Coral diseases are typically caused by biological stresses such as bacteria, fungi, and viruses, as well as nonbiological stresses such as rising sea surface temperatures, ultraviolet radiation, and pollutants. One type of stress may aggravate another.
Over the last decade, the frequency of coral diseases has increased significantly, resulting in widespread mortality among reef-building corals. Many scientists believe the rise is due to deteriorating water quality caused by man-made pollutants and rising sea surface temperatures. Microbes may be able to multiply and colonize as a result of these factors. However, the precise causes of coral diseases remain unknown. Most diseases are likely the result of a combination of factors.
A new study published in Science Advances by University of Texas at Arlington researchers provides a novel framework for identifying broad coral disease resistance traits and investigates the fundamental processes underlying species survival. The study of seven Caribbean reef-building coral species’ responses to white plague disease provides insight into the process of lesion progression and the species dynamics that lead to differences in disease outcome.
Collaborators from UTA, Mote Marine Laboratory, and the University of the Virgin Islands measured species’ immune responses after controlled exposure to white plague disease, an infectious pathogen responsible for coral mortality, under the supervision of Laura Mydlarz, professor of biology. The team tracked three responses: how lesions progressed on each species, how gene expression differed among species, and expression-level adaptations that led to differences in disease risk.
Considering the enormous threat that white plague disease poses to coral communities, it is imperative that we understand the processes that allow some species to survive better than others. This paper takes a deeper look into some coral species that have not been as frequently investigated.Nicholas MacKnight
In the paper, “Disease Resistance in Coral is Mediated by Distinct Adaptive and Plastic Gene Expression Profiles,” the scientists identify three consistent patterns:
- First, in corals that developed disease lesions, immunity and cytoskeletal arrangement processes were enriched and correlated to lesion progression.
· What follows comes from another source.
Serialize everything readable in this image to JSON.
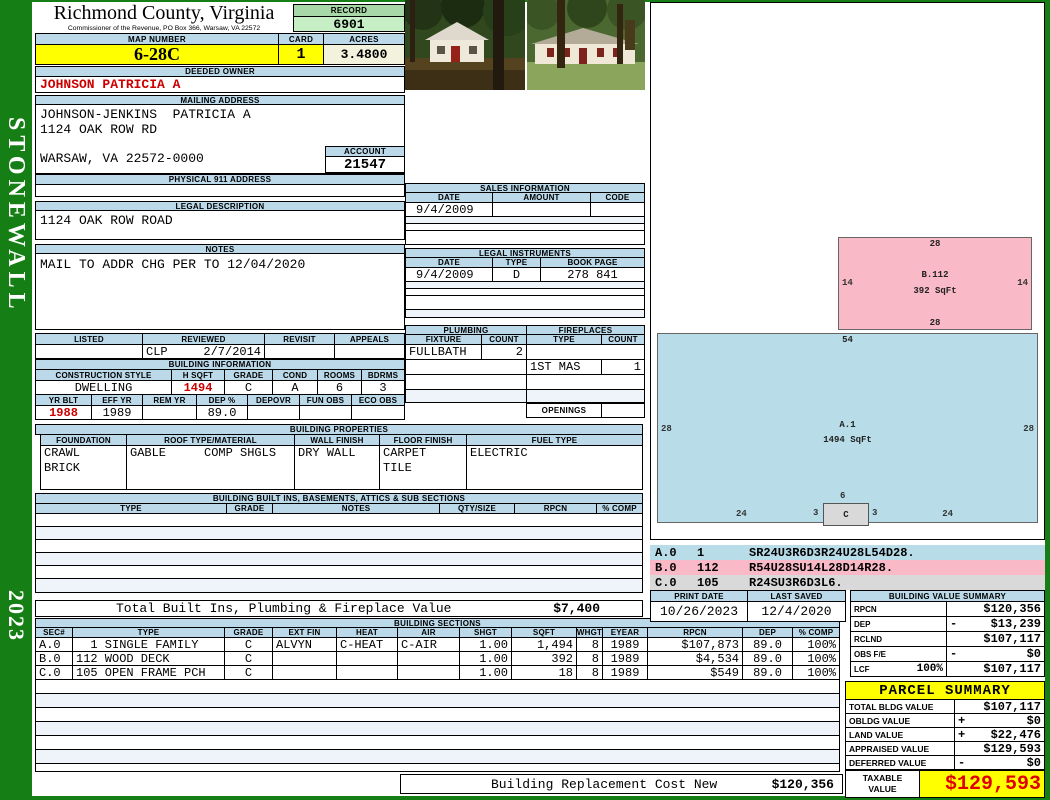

- Second, whether a coral developed lesions was mediated by the extent to which it could respond to environmental cues by altering the genes that maintain the network of proteins and molecules that surround and support its cells and tissues; by autophagy, a biological process involving the enzymatic breakdown of a cell’s cytoplasm; and by programmed cell death.
- Third, resistant species had higher levels of intracellular protein trafficking, and these processes have a lineage-specific adaptive basis to disease resistance.
Together, these patterns demonstrate that the plasticity of genes that are associated with disease resistance may be evolutionarily constrained by expression-level adaptation processes.
“Considering the enormous threat that white plague disease poses to coral communities, it is imperative that we understand the processes that allow some species to survive better than others,” said Nicholas MacKnight, UTA alumnus and postdoctoral researcher at the University of Miami. “This paper takes a deeper look into some coral species that have not been as frequently investigated.”
Previous research on coral disease and immunity has successfully identified disease-induced genes that participate in biological processes such as programmed cell death, autophagy, extracellular matrix maintenance (the aforementioned protein and molecule network), lipid metabolism, and protein trafficking.
Comparing immune responses between coral species that differ in disease resistance or susceptibility, linking specific disease phenotypes to gene expression, and determining adaptive or plastic disease-resistance-associated expression patterns are all areas that remain unexplored.
According to Mydlarz, this study addresses a critical need to understand the differences between immune responses to infection and species-specific resistance mechanisms. “Although our understanding of immunity has grown, we still don’t know how immune defenses and other cellular mechanisms differ between species,” Mydlarz said. MacKnight hopes that these findings will help to strengthen vulnerable reefs.
“Our next step is to figure out how to turn these findings into useful action,” MacKnight said. “Understanding which factors promote survival will allow us to forecast future biodiversity loss. Scientists could use this information to focus their efforts on preserving resilient species that can strengthen coral reefs under threat.”